E nemmeno a scrivere ulteriormente sul mio cognato saccente e vanesio. Meglio lasciar perdere. Così almeno diceva anche sempre nonna. Che era più cinica di me. Mi mancano le sue frasi che per me erano gelatina di aloe dopo una scottatura, definitive come il bacio dato alla fine di un breve incontro con una ragazza interessante. 

Aveva ragione nonna: far finta di essere sordi oppure scemi, se proprio serviva, o comunque far capire che avevi qualche tacca nel cervello. Io, che già andavo dalla psicologa pisana, mi ritenevo, in un certo senso, avvantaggiato. Mi ero fatto, per così dire, le ossa.

Parlo più volentieri di un episodio triste che nonna mi raccontò un giorno che eravamo stati a vedere i gabbioni dei conigli. Accadde quando nonna era una ragazza. Ciò che mi disse mi lasciò scioccato.
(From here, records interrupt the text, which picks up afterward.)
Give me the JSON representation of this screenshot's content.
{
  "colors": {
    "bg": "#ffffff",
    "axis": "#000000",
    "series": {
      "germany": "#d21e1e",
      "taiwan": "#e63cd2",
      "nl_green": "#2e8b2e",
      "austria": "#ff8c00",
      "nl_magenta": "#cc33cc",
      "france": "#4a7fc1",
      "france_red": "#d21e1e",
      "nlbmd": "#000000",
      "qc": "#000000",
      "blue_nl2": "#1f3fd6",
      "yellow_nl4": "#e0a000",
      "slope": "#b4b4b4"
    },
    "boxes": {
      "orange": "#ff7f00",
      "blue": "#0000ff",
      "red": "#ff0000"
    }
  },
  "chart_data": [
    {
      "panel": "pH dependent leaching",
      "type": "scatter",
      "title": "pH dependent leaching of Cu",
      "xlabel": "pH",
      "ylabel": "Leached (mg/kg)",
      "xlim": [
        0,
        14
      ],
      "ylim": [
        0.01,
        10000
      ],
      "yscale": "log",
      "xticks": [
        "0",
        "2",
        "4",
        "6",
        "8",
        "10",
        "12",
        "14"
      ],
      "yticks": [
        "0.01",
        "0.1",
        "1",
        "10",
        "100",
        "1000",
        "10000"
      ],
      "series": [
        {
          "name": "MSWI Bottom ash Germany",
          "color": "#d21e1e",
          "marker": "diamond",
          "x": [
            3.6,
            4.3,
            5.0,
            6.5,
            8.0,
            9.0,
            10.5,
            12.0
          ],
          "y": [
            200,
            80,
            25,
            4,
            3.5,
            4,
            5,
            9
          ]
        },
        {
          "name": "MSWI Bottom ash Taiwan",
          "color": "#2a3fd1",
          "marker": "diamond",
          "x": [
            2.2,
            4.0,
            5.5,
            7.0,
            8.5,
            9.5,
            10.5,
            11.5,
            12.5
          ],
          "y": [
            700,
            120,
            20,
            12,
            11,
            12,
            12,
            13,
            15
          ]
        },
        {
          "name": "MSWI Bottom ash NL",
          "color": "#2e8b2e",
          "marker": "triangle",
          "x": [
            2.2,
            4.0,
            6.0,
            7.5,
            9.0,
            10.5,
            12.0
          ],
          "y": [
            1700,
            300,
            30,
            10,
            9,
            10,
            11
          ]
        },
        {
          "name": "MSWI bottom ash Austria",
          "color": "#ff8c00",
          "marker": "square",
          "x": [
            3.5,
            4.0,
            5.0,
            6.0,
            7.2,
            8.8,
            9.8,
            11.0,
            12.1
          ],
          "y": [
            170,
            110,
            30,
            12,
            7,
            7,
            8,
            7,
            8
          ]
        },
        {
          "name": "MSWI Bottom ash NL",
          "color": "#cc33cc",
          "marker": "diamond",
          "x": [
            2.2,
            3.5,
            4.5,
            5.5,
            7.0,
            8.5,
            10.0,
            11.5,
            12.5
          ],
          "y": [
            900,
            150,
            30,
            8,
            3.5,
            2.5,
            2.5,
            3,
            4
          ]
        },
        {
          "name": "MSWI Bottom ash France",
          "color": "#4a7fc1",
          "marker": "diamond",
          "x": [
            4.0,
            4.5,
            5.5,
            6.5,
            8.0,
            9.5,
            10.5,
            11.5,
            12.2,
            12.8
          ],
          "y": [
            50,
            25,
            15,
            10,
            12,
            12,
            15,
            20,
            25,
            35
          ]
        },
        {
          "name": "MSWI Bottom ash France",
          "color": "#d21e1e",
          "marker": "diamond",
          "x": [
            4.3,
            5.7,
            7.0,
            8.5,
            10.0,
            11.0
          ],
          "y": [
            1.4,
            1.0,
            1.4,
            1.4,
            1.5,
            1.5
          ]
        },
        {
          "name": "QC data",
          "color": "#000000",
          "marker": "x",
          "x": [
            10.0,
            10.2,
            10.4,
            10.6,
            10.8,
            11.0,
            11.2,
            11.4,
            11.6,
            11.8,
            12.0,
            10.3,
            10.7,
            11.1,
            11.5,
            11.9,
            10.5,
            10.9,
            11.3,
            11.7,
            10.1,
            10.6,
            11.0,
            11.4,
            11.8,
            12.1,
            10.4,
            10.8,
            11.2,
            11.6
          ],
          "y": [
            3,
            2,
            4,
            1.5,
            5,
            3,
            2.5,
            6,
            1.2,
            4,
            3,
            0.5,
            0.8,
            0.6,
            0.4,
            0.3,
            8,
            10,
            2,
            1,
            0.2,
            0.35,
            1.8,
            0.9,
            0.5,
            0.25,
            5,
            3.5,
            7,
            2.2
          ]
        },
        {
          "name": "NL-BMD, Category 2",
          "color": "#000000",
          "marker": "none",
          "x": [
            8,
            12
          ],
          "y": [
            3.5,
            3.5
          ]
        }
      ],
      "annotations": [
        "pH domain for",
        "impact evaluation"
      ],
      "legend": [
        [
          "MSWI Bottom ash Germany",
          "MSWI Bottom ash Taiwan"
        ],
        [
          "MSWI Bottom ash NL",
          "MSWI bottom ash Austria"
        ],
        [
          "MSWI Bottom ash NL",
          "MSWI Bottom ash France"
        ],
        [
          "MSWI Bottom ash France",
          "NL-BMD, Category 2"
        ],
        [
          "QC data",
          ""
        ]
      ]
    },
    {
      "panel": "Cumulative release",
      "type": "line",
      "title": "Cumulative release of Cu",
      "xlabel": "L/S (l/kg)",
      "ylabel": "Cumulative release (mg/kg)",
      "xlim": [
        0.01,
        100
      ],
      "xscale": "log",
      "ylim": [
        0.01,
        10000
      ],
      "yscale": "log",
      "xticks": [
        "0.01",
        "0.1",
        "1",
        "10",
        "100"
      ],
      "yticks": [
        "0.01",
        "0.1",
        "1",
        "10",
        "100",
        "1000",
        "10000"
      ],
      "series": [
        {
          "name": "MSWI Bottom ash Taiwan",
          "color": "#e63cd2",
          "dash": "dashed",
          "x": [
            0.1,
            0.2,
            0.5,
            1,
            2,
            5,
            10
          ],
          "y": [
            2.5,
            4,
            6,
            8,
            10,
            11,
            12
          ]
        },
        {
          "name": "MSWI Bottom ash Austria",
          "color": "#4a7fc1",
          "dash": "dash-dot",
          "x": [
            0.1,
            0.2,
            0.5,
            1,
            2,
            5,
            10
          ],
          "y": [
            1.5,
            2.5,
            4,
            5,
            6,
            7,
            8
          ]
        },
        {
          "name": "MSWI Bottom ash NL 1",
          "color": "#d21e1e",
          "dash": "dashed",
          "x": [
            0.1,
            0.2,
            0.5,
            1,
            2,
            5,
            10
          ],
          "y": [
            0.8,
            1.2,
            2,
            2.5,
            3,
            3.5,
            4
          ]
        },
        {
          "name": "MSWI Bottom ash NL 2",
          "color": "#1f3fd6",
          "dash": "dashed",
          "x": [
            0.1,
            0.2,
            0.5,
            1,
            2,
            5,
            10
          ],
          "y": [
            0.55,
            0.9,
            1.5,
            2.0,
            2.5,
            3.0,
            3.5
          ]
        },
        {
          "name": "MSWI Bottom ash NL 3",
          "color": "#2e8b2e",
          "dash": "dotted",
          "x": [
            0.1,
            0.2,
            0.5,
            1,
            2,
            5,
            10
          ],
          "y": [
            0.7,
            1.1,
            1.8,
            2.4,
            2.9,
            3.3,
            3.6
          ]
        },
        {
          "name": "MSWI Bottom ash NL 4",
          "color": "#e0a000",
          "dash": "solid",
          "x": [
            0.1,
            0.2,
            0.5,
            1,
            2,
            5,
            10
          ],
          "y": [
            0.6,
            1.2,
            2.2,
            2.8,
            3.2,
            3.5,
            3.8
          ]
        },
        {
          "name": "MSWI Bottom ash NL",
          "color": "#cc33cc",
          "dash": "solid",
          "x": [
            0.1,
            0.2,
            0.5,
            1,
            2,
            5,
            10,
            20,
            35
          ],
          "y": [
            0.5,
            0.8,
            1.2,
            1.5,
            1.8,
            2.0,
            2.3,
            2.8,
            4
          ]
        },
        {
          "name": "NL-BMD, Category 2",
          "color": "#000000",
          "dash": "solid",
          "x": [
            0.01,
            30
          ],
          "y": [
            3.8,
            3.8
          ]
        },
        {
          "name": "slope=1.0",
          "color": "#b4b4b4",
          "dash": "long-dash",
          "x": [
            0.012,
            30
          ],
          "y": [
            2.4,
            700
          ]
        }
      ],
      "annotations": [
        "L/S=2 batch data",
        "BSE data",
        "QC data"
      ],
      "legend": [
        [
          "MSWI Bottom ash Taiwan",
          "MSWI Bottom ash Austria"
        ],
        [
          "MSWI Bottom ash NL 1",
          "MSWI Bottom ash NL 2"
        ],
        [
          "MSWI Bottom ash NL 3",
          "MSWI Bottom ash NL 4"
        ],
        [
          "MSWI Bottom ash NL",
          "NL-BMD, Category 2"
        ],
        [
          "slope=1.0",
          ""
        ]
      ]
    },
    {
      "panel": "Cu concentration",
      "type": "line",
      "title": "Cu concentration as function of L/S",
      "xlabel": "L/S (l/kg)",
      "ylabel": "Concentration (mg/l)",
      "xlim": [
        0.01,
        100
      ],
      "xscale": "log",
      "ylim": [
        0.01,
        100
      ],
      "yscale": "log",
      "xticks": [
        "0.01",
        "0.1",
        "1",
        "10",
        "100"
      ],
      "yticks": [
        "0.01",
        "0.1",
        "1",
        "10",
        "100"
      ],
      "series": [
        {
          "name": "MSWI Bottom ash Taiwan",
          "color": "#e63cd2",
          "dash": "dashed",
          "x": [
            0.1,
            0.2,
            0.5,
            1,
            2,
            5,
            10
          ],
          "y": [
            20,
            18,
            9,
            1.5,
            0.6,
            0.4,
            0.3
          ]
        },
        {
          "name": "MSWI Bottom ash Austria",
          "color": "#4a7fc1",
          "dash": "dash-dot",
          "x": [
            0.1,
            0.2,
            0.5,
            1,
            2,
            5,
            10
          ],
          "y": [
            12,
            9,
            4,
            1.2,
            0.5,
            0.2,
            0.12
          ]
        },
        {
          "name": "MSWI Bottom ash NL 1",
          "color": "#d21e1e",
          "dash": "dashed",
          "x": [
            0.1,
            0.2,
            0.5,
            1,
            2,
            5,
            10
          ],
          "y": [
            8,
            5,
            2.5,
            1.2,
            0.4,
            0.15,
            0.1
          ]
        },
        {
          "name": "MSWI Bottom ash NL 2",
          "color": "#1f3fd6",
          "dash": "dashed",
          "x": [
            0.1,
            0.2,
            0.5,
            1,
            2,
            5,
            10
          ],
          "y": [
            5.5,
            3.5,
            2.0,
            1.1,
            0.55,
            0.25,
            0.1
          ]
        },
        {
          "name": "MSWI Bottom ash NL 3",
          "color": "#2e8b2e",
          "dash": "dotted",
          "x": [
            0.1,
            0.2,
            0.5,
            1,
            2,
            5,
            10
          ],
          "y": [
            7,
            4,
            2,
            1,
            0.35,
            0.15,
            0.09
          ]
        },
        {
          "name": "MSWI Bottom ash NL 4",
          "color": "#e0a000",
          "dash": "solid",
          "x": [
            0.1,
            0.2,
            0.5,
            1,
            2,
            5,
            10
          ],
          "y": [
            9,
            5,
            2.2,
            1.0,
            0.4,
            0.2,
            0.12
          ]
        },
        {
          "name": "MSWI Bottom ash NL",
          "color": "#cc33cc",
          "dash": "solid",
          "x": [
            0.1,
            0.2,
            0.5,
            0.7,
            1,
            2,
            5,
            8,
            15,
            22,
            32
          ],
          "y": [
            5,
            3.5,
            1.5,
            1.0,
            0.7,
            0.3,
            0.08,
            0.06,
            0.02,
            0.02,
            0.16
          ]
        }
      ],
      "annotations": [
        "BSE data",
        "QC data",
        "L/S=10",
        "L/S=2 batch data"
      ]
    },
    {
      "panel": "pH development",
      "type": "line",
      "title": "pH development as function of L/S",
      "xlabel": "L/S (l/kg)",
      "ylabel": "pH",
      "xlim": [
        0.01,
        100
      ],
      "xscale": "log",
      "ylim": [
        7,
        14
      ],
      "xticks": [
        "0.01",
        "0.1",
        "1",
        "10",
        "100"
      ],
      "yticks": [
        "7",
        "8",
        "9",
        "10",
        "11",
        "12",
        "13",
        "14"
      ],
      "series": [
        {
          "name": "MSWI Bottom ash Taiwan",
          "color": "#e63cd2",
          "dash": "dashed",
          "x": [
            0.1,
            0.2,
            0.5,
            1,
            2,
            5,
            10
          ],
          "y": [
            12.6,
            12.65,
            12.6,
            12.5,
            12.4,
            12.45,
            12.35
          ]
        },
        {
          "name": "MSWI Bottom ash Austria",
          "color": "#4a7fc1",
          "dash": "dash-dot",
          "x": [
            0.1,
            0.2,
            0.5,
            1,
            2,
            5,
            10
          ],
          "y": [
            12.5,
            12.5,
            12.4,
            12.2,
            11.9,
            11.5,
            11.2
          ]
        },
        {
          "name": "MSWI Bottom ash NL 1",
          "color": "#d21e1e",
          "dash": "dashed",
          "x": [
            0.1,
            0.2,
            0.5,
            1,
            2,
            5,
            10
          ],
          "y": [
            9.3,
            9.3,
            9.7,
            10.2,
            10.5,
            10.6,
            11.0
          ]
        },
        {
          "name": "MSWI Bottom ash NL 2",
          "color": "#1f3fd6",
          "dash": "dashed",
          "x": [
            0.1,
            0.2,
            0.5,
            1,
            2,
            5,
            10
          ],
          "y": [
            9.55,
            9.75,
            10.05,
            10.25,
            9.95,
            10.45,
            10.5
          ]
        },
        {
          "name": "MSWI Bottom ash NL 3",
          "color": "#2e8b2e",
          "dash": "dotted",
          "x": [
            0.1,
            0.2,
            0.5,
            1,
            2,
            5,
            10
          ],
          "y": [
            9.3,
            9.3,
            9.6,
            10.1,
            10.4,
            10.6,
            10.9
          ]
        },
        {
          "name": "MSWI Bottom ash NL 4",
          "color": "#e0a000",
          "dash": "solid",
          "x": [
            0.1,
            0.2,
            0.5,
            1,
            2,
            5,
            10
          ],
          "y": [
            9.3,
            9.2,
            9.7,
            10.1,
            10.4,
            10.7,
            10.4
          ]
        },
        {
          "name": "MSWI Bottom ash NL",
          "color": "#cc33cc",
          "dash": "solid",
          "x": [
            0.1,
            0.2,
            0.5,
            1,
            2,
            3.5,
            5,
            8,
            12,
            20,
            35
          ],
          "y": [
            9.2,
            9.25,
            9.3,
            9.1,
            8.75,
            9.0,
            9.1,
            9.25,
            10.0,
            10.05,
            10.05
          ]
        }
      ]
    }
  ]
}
Ci riflettei su un bel mucchietto di settimane.

Non so perché nonna mi raccontò di quando un suo zio, pure lui come me non esattamente centrato di testa, una mattina che fuori pioveva forte, entrò nel fienile, chiuse l’uscio dietro di sé, lo bloccò con un paletto di faggio, legò una corda ad una trave, salì su una cassetta di legno, si passò la corda intorno al collo, strinse quanto poté e finalmente diede un bel calcio alla cassetta. Stettero ore a cercare zio, che tutti credevano fosse andato giù al fiume a nuotare insieme con la Francesca, un pochino sciroccata pure lei. Alla fine fu nonna, che all’epoca però non era nonna, a scoprire lo zio appeso alla trave.

Due giorni dopo, avendo ottenuto dal vescovo la licenza di seppellire zio in terra consacrata, lei si vestì tutta di nero e camminò con gli altri di famiglia per i viottoli laterali del cimitero a testa bassa ed a piangere lacrime grosse che parevano sassi di fiume.

Quel giorno piovve talmente tanto che i rii che giravano intorno al cimitero strariparono tutti, colmando d’acqua alcune fosse scavate in quei giorni.

Nonna diceva sempre che era semplice morire in un giorno di pioggia. 

La pioggia avrebbe lavato la cassa da morto con i suoi preziosi manici di bronzo e spezzato la rigorosa simmetria dei serti di alloro e dei mazzi di fiori portati dai parenti. Nonna pensava che un funerale sotto la pioggia battente avrebbe scoraggiato chiunque dal parteciparvi.

Accadde proprio così, mi disse nonna tenendomi per mano.

In quel mentre un gatto giallo saltò nella viottola che conduceva a casa nostra e venne a strofinarsi contro le mie gambe. Io lo carezzai. Il gatto ronfava di piacere e dimenava la coda.